Made with almond flour and eggs, and no refined sugar, these moist, spicy cupcakes keep you satisfied for a while without throwing you under a sugar roller coaster.
By Mariela Alvarez Toro
- 1½ cup blanched almond flour
- ¼ tsp. sea salt
- ½ tsp. baking soda
- 1 tbsp. cinnamon
- 1 tsp. nutmeg
- ¼ tsp. cloves
- ½ cup pumpkin puree, fresh or canned
- 2 tablespoons raw local honey
- ¼ cup maple syrup
- 3 large eggs
- ⅓ cup chopped roasted hazelnuts
- 2 oz dark chocolate (more if desired)
- Preheat oven to 350 degrees Fahrenheit. Line a muffin pan with 9 muffin liners. Set aside.

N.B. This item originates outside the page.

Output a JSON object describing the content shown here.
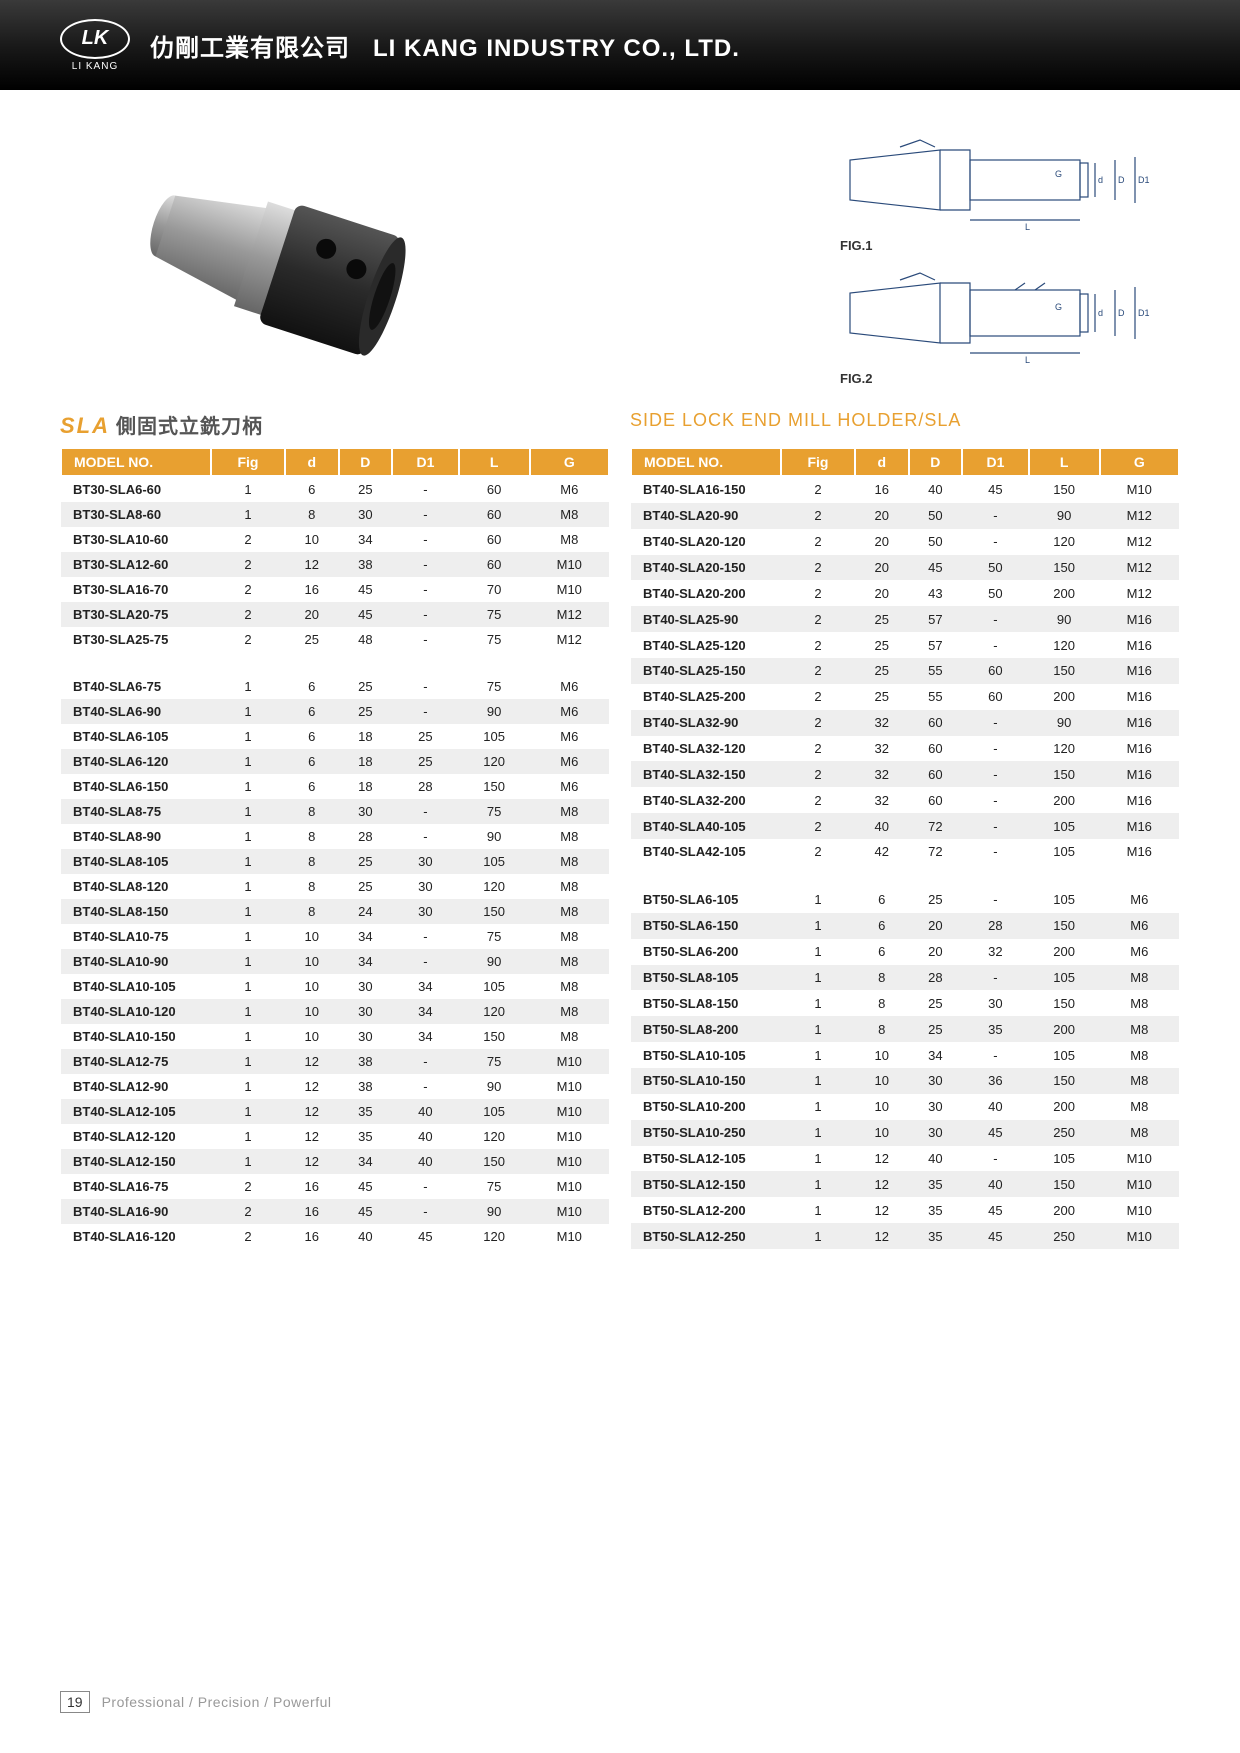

- Place almond flour, sea salt, baking soda, and spices. Blend until well incorporated.
- Add pumpkin puree, honey, maple syrup, and eggs. Blend until well incorporated.
- Pour ¼ cup of the batter into each muffin liner. Evenly divide the chopped hazelnuts and chocolate over the muffins, if using.
- Bake for 25 minutes, or until fully cooked. Remove from oven and let cook for an hour before serving. Enjoy!